Second, Paul asserts that knowledge without love is nothing. “If I have the gift of prophecy, and know all mysteries and all knowledge…but do not have love, I am nothing” (1 Corinthians 13:2). The apostle again utilizes hyperbolic language in order to grab the attention of their arrogant minds. Paul argues, suppose I have the spiritual gift of prophecy, suppose I know every mystery of God’s eternal purpose, suppose I know the future, even suppose that I know everything there is to know. But if I do not have love, Paul admits, I am absolutely worthless. That is to say, he is a spiritual zero—a highly-gifted, much-applauded zilch.
Third, faith without love is nothing. Paul continues, “If I have all faith, so as to remove mountains, but do not have love, I am nothing” (1 Corinthians 13:2). Such mountain-moving faith indicates one’s great trust in God, the ability to believe Him even in the face of enormous difficulty (Matthew 17:20). This faith is an unwavering, unshakable confidence in God. But even if Paul had such indomitable trust, yet without love, he would still be “nothing.” In other words, he would be spiritually useless. His trusting God would be pointless.
Fourth, sacrifice without love is nothing. Paul adds, “And if I give all my possessions to feed the poor….but do not have love, it profits me nothing” (1 Corinthians 13:3). The apostle now extends his reasoning yet further. For the sake of argument, if he gave away all his earthly belongings to provide food for the needy, but did not have love, what does that make him? With self-condemnation, he declares that he remains nothing.
Case in point, consider the Pharisees. They appeared in houses of worship and stood on street corners. They blew their trumpets and gave their alms to the poor. But what did it profit them? Jesus said that they already have all their reward in full, simply, to be honored by men. Theirs was a buy high, sell low religion, and their net spirituality was zero.
Finally, martyrdom without love is nothing. Paul now pushes his point to the very limit. He imagines, “If I surrender my body to be burned, but do not have love, it profits me nothing” (1 Corinthians 13:3). The apostle reasons, if he made the ultimate sacrifice, surrendering his body to be burned, presumably in the name of Christ, but without love, he is nothing. On a scale of one to ten, Paul would be a zero. His sacrifice would be much pain, but no gain. With keen discernment, the apostle does the math and quickly calculates the bottom line. Anything times zero is zero.

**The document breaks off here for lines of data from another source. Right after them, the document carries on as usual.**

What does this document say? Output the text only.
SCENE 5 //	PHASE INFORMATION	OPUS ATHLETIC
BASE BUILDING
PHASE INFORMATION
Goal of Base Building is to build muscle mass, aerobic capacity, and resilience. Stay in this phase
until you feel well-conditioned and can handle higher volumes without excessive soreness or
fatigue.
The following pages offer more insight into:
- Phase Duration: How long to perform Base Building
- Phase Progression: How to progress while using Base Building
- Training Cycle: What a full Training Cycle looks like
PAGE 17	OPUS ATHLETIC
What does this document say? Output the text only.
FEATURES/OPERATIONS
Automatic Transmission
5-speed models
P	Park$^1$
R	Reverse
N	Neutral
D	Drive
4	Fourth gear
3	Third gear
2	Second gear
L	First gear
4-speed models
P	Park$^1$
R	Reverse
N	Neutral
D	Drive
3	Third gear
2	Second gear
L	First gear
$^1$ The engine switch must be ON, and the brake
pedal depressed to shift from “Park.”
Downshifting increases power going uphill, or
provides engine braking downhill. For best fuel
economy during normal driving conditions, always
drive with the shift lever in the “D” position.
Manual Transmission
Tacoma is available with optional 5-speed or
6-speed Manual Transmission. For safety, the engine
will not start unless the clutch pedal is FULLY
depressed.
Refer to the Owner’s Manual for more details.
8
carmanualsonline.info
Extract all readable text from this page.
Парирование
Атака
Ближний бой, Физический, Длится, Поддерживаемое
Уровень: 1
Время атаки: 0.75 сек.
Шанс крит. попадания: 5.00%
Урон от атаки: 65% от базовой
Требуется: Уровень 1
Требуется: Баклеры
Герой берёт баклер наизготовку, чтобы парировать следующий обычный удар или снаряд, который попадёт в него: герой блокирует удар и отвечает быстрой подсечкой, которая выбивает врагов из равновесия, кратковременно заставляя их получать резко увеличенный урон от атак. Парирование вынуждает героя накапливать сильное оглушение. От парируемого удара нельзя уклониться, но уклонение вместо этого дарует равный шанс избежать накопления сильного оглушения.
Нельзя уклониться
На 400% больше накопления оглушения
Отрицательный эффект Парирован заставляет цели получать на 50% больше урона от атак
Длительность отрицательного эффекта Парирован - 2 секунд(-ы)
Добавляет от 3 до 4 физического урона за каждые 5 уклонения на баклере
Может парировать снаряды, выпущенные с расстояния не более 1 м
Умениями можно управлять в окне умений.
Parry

The Corinthians desperately needed to hear this truth. Without love, nothing else matters. Not speech, nor knowledge, not any religious activity. Not even martyrdom. Apart from love, nothing matters in authentic Christianity.
This is the significance of love to which Paul speaks. Without love, all somebodies are nobodies. Anyone all wrapped up in themselves makes for a small package. Subtract love from any spiritual pursuit, and it adds up to nothing. Multiply anything without love, and it equates to nothing. Bottomline, giftedness without godliness amounts to nothing.
The question then begs to be asked, Where is such supernatural love found? There is only one source. This kind of agape love is the fruit of the Spirit. Genuine love is produced in those who abide in Christ. This God-given love belongs to those who walk in the Spirit. This is where we will find love for our lives. So, let us continually look to Jesus Christ, the Supreme Model of selfless, sacrificial love. And, let us rest in His infinite love toward us. The more we love Him, the more we will have love for others.